Mocking the system time

Testing your shell scripts can be complicated enough already but when you start to incorporate time based test scenarios you can quickly find yourself in the land of fragile tests and intermittent failures. By adding a small command line utility, called faketime, to your toolbox you can make your chronology related tests more reliable and reproducible.

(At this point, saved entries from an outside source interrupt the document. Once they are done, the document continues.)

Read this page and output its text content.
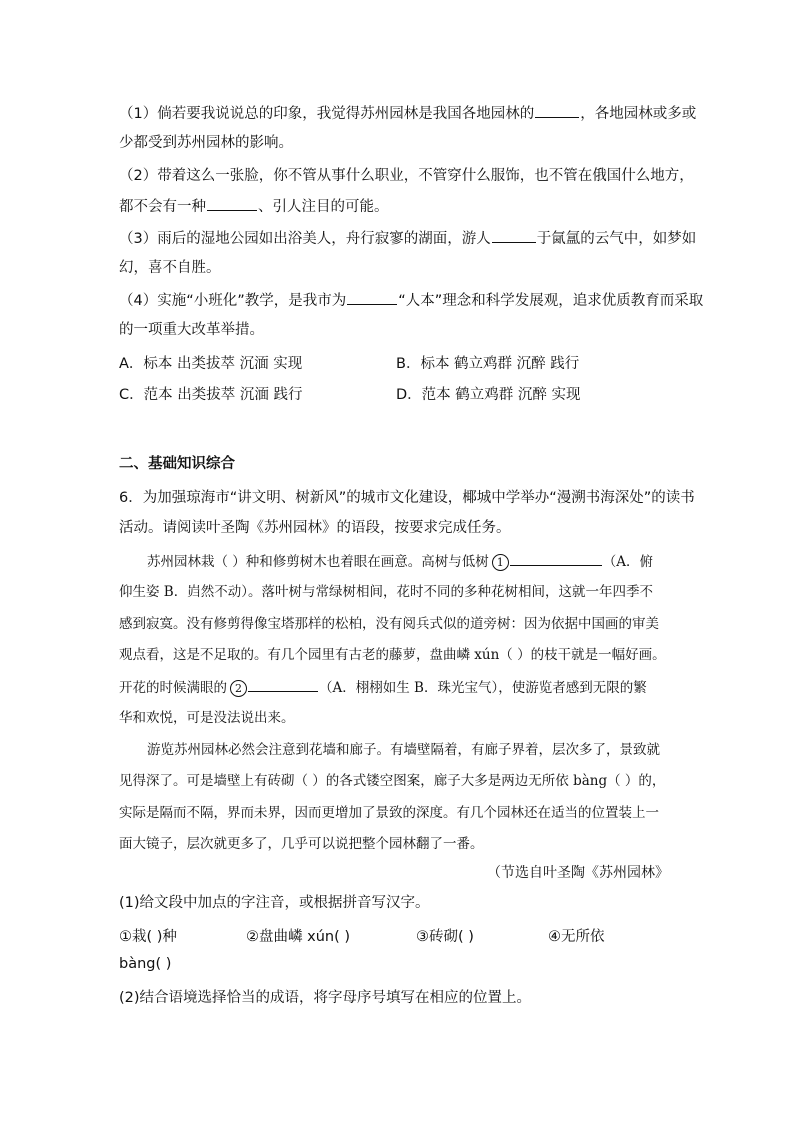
（1）倘若要我说说总的印象，我觉得苏州园林是我国各地园林的	，各地园林或多或
少都受到苏州园林的影响。
（2）带着这么一张脸，你不管从事什么职业，不管穿什么服饰，也不管在俄国什么地方，
都不会有一种	、引人注目的可能。
（3）雨后的湿地公园如出浴美人，舟行寂寥的湖面，游人	于氤氲的云气中，如梦如
幻，喜不自胜。
（4）实施“小班化”教学，是我市为	“人本”理念和科学发展观，追求优质教育而采取
的一项重大改革举措。
A．标本 出类拔萃 沉湎 实现	B．标本 鹤立鸡群 沉醉 践行
C．范本 出类拔萃 沉湎 践行	D．范本 鹤立鸡群 沉醉 实现
二、基础知识综合
6．为加强琼海市“讲文明、树新风”的城市文化建设，椰城中学举办“漫溯书海深处”的读书
活动。请阅读叶圣陶《苏州园林》的语段，按要求完成任务。
苏州园林栽（ ）种和修剪树木也着眼在画意。高树与低树 1	（A．俯
仰生姿 B．岿然不动）。落叶树与常绿树相间，花时不同的多种花树相间，这就一年四季不
感到寂寞。没有修剪得像宝塔那样的松柏，没有阅兵式似的道旁树：因为依据中国画的审美
观点看，这是不足取的。有几个园里有古老的藤萝，盘曲嶙 xún（ ）的枝干就是一幅好画。
开花的时候满眼的 2	（A．栩栩如生 B．珠光宝气），使游览者感到无限的繁
华和欢悦，可是没法说出来。
游览苏州园林必然会注意到花墙和廊子。有墙壁隔着，有廊子界着，层次多了，景致就
见得深了。可是墙壁上有砖砌（ ）的各式镂空图案，廊子大多是两边无所依 bàng（ ）的，
实际是隔而不隔，界而未界，因而更增加了景致的深度。有几个园林还在适当的位置装上一
面大镜子，层次就更多了，几乎可以说把整个园林翻了一番。
（节选自叶圣陶《苏州园林》
(1)给文段中加点的字注音，或根据拼音写汉字。
①栽( )种	②盘曲嶙 xún( )	③砖砌( )	④无所依
bàng( )
(2)结合语境选择恰当的成语，将字母序号填写在相应的位置上。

To start we’ll install faketime. This focused little binary allows you to explicitly set the system time for which ever command you pass to it. On Fedora systems the install is as simple as:

sudo dnf install libfaketime

First we’ll run a normal date command to ensure everything is as we expect.

$ date
Sat 30 May 13:27:16 BST 2020

If we want to run our commands with a specific, and different date, we invoke faketime when we run them.

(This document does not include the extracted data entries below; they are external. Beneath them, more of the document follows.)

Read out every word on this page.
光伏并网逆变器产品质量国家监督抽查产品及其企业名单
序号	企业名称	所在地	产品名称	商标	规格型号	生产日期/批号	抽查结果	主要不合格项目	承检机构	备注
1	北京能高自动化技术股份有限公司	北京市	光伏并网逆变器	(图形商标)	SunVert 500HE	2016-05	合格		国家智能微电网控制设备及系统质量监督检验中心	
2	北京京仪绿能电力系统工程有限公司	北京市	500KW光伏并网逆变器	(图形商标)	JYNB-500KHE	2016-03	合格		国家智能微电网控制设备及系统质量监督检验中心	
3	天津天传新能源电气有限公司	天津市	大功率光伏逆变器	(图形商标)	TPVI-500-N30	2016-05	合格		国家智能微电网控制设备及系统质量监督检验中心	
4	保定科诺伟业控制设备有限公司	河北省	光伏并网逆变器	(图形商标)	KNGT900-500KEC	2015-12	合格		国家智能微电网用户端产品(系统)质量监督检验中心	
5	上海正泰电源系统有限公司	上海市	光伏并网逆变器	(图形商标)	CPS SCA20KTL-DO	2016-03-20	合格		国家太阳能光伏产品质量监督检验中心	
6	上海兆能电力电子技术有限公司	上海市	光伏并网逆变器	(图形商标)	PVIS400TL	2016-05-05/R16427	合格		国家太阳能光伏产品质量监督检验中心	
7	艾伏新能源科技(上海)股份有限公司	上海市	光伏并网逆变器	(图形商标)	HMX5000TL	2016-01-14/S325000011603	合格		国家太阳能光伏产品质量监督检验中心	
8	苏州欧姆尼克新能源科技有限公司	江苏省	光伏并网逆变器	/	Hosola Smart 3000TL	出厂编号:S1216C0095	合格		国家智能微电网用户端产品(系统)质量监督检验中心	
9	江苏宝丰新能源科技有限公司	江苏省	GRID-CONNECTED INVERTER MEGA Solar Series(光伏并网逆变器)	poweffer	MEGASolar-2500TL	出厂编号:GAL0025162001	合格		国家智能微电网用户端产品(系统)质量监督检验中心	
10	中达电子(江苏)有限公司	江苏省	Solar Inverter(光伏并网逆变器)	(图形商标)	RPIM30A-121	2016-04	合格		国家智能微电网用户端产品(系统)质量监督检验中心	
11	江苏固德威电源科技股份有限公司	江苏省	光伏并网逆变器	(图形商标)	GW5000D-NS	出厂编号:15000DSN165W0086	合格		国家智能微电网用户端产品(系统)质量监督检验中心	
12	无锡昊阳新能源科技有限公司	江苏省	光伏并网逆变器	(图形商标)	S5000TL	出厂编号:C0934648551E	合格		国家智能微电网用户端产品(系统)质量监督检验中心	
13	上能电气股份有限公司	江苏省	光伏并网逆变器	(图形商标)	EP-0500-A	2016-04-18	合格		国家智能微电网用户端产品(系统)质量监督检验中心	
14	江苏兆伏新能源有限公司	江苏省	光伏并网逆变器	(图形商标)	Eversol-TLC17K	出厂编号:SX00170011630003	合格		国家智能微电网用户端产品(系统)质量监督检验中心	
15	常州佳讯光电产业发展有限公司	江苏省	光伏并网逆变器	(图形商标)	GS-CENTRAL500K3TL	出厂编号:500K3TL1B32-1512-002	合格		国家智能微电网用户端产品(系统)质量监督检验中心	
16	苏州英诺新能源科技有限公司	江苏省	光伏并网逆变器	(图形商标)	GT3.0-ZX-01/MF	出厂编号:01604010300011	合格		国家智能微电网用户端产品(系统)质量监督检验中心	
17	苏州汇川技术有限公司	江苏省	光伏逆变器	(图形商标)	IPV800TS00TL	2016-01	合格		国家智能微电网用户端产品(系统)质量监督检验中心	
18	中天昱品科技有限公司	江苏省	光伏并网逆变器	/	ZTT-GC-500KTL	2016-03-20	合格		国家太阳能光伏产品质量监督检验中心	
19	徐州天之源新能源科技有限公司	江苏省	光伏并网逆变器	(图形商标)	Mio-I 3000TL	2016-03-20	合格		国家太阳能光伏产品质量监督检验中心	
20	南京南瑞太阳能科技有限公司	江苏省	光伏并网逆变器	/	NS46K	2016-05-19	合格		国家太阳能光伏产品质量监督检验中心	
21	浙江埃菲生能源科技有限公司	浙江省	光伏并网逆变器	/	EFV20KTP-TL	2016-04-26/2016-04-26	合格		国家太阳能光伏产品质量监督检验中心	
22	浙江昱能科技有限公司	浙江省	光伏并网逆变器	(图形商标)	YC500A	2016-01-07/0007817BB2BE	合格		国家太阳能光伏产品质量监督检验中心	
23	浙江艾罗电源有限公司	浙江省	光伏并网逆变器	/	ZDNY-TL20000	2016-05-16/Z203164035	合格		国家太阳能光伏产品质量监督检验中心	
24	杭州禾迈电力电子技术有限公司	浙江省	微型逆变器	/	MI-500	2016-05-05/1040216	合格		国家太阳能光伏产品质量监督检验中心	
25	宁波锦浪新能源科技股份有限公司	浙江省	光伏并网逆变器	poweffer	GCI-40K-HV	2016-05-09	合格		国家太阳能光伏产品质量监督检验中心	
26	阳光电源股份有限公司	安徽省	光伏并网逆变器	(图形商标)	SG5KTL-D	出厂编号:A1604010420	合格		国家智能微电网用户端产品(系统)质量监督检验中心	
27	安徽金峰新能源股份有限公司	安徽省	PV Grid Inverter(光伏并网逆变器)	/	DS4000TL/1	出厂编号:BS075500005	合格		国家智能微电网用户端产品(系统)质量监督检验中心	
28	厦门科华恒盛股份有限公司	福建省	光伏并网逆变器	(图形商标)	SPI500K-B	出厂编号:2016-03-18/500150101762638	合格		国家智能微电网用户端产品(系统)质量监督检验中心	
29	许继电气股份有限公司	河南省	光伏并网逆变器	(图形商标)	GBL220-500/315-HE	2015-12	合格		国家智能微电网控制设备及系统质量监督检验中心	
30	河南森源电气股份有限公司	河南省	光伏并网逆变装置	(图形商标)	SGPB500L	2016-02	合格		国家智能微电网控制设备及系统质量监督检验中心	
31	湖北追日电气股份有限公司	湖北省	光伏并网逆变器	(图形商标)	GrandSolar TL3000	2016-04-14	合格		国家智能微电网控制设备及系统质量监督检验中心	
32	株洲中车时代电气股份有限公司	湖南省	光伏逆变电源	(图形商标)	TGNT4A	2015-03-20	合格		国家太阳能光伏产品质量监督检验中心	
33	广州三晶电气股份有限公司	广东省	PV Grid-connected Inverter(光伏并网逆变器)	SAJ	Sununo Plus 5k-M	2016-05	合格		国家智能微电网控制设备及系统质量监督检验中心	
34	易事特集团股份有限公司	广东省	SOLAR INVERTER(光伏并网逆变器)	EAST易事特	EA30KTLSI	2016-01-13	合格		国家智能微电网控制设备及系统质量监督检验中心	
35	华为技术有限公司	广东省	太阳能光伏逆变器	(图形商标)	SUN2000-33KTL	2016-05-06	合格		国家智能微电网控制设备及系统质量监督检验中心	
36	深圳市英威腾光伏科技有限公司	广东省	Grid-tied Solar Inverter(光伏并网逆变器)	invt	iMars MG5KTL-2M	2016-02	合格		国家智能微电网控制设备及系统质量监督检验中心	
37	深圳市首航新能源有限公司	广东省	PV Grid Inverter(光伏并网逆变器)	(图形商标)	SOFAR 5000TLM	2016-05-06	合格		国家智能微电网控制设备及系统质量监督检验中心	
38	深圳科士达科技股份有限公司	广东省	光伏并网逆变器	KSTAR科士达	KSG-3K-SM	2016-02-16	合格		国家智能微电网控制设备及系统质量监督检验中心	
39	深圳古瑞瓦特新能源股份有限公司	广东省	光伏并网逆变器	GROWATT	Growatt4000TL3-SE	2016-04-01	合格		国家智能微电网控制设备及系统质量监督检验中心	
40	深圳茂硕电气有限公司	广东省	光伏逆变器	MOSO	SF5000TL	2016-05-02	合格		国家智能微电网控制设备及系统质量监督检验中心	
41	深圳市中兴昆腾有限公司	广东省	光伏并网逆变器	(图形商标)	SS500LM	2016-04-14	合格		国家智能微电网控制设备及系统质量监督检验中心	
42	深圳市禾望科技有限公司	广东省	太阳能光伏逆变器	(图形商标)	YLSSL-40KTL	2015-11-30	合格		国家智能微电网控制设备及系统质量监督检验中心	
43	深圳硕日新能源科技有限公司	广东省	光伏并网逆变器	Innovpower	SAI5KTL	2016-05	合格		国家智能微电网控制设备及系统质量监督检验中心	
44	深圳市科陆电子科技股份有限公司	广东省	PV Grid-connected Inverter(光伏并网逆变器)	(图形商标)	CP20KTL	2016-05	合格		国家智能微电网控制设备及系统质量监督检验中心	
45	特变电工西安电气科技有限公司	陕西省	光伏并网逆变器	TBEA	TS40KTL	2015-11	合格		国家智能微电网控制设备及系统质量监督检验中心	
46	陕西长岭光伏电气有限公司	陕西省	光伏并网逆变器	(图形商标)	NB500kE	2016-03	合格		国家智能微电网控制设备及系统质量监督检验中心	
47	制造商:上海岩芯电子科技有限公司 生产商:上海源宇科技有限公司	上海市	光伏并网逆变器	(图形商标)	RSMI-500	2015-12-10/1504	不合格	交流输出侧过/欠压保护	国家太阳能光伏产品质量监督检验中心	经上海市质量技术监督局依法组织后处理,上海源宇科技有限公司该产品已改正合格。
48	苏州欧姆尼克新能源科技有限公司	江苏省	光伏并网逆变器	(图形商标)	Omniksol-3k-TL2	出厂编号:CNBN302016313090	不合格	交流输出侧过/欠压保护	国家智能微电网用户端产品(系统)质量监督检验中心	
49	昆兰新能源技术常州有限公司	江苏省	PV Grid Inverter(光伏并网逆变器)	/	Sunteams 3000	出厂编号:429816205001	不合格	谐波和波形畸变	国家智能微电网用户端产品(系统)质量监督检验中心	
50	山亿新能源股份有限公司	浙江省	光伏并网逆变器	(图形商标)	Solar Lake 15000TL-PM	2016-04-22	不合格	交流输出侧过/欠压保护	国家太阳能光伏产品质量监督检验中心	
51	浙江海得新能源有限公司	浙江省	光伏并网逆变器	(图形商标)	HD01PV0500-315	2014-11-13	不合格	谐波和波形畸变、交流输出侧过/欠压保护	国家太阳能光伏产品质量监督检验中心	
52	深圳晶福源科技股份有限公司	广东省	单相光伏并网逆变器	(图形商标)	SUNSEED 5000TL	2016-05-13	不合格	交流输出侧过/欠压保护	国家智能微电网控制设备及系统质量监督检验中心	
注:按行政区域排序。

faketime '2008-12-24 08:15:42' date
Wed 24 Dec 08:15:42 GMT 2008

This allows you to test edge cases, such as behaviour on a leap day, or start your sequence of tests from a known good point. When testing systems that have longer waits between parts of their functionality you can run the commands with explicit times and ensure you handle each case.

# create the batch with a known good time
faketime '2008-10-24 08:15:42'

# test the handling of expired records by
# setting the time forward immediately
faketime '2008-12-24 08:15:42' --expiry 31
WARNING: Monthly data is out of stale. Older than 31 days

If you’re writing in a higher level language than shell there are sometimes more specific testing libraries to support this kind of functionality, such as Timecop in ruby. faketime can still be handy when you’re working with a language that lacks such niceties or are running in a constrained environment. The following example shows the time being explicitly set for an entire language runtime but still progress forward within the process.

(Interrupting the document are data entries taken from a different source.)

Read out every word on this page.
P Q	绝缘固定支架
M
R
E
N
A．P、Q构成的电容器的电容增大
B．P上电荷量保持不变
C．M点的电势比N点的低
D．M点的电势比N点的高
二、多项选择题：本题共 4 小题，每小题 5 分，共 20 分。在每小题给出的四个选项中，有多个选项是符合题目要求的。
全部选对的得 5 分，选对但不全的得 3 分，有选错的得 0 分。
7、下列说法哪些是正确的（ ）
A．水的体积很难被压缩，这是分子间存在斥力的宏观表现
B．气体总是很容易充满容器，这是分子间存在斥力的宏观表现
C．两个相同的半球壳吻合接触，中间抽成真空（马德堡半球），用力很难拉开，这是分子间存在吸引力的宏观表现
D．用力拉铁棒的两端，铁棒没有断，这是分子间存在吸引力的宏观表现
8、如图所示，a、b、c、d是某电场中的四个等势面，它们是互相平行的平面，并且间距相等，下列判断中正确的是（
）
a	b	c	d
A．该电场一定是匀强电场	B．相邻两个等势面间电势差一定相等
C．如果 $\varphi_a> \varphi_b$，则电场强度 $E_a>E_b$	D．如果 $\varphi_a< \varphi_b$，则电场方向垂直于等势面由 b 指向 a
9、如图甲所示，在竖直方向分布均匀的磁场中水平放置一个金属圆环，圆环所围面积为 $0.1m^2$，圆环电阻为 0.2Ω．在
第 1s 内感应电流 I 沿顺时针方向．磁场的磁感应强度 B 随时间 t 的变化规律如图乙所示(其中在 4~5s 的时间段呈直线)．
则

faketime '2008-12-24 08:15:42' ruby -e 'puts ; sleep 5 ; puts'
2008-12-24 08:15:42 +0000
2008-12-24 08:15:47 +0000

And for old times sake here it is faking the time for a perl interpreter.

faketime '2008-12-24 08:15:42' perl -e 'print localtime . "\n"'
Wed Dec 24 08:15:42 2008

faketime is a very niche tool that provides flexibility in a narrow set of use cases. You won’t need it often but when you do it’s much easier to install it than try to kludge in your own implementation.